Люди, поначалу поражённые безвластием, пребывали в оцепенении недолго. Поняв, что указаний сверху можно будет ждать до второго пришествия, они, сначала осторожно, совсем понемногу, а затем, осмелев и даже обнаглев, начали растаскивать оставшиеся богатства. Здесь уж, кто пострел, тот и успел. Наши герои в этом плане тоже не отставали от остальных. Семён, проработавший большую часть своей трудовой деятельности на лесопилке, не стал ждать, когда эта вакханалия свободы и безвластия закончится и ничего не останется. Взяв в помощники Никиту он стал вывозить на самодельном прицепе с делянок (благо не
далеко) кругляк, распиливать его на брус и доски, и всё это складировал во дворе. Таким образом, после двух недель непрерывного труда у него во дворе выросла небольшая лесобиржа. На первый взгляд можно было подумать, что леса этого должно хватить не только им, но и их потомкам, но на практике оказалось совсем не так. Давняя задумка построить хорошую просторную баню, из несбыточной мечты превратилась в осязаемую реальность. Баня получилась совсем уж роскошная: с сенями, предбанником, моечной и просторной парилкой. И, если раньше банный процесс занимал от четырёх до пяти часов, и мужикам, чтобы попариться, приходилось подтапливать баню, то теперь всё гораздо упростилось и ускорилось. Девчонок и мальчишек разделили и стали мыть всех вместе: матери – девочек, отцы – пацанов. Места теперь хватало всем. И только тогда, когда все были пропарены и помыты, наступал черёд отцов. Это было, пожалуй, единственное время, когда Семён, распаренный и расслабленный, сидя за накрытым столом в предбаннике, позволял себе о чём-то поговорить. Обычно выпивали после бани немного, по две – три стопки, плотно закусывали и Семён уходил домой, а Никита укладывался спать прямо в предбаннике. Тепла хватало до утра даже в самые лютые морозы. Иногда же двух–трёх стопок не хватало. По какой причине, они не задумывались, так как строго установленной нормы у них не было, а вот заначка была всегда. Но такого, чтобы напиваться, не было никогда. У Семёна было очень развито ощущение предельно допустимой нормы, которую он ни при каких обстоятельствах не превышал, а Никита совершенно не мог пить один. Он, как и Люська, очень любил поговорить, с той только разницей, что не видел он собеседников в окружающих его вещах и не представлял себе, как можно изливать душу, к примеру, потрёпанному берёзовому венику, потому и ложился спать немного грустный и неудовлетворённый из-за невозможности освободиться от переполнявших его мыслей, поскольку конвейер по их производству работал интенсивно и безостановочно:
– Ты понимаешь, Сёма, – говорил он после бани уже немного захмелевшему собеседнику, – я прямо сохнуть начинаю, когда не могу думать. Ты, вот, всё спрашиваешь, почему я такой худой, а, вот поэтому и худой. У Варьки всё дела, да дела. С детьми, о чём поговоришь? Только с тобой, раз в неделю, и отвожу душу.

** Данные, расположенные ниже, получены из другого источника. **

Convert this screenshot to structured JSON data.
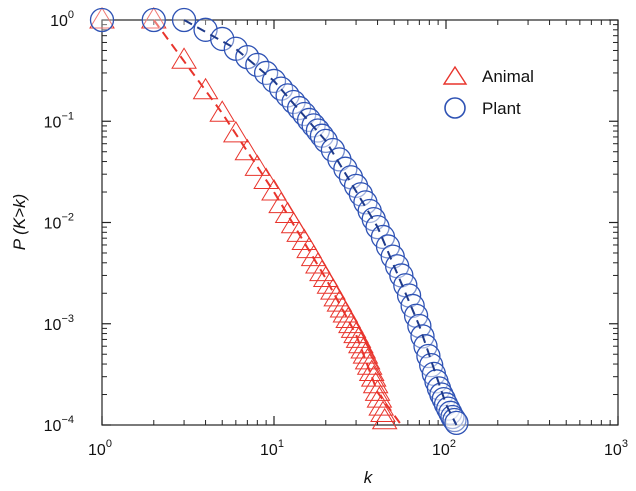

Семён, прекрасно понимая, что у Никиты слова «думать» и «говорить» означают одно и то же, усмехался и миролюбиво возражал:
– Да ладно тебе. Никита. Нашёл, из-за чего расстраиваться. Ты мне лучше вот что скажи, – лукаво сверкнув глазами, продолжал Семён, – Варька твоя опять что ли на сносях?
– Да причём здесь это? – Обиделся Никита, понимая, на что намекает Семён, и замолчал.
– Да что ж ты как дитя малое? Обиделся, что ли? – Миролюбиво пытался оправдаться Семён. – Дети – это же радость. Вот и радуюсь за вас.
– Дети? – Мгновенно забыв про обиду, риторически вопросил Никита. – Это верно. Это ты в точку. Вроде галдят, снуют безостановочно, аж в ушах звенит, да в глазах рябит, а подбежит к тебе Санька карапуз, обхватит ручонками брючину, смеётся–заливается ни с того ни с сего, и столько в нём доверия и любви к тебе, что прямо слёзы наворачиваются. – Растроганно признался Никита и тут же предложил:
– Давай-ка, ещё по одной. За детей.
– За детей? За детей грех не выпить. – Согласился Семён. Налили. Выпили. Закусили и приумолкли, каждый думая о чём-то своём. Первым прервал молчание Никита:
– Слушай, Семён. А за что это Шмакодявка меня не любит?
– Не замечал. – Удивлённо ответил Семён. – А с чего взял?
– Да я тоже никогда не замечал. А тут как-то намедни иду мимо, а он у сарая в теньке лежит. Слышу – рычит. Даже не поверил. Думал кто-то чужой рядом. Оглянулся, а вокруг ни души, только я и он. Чё в голове у придурка? Он же безбашенный совсем.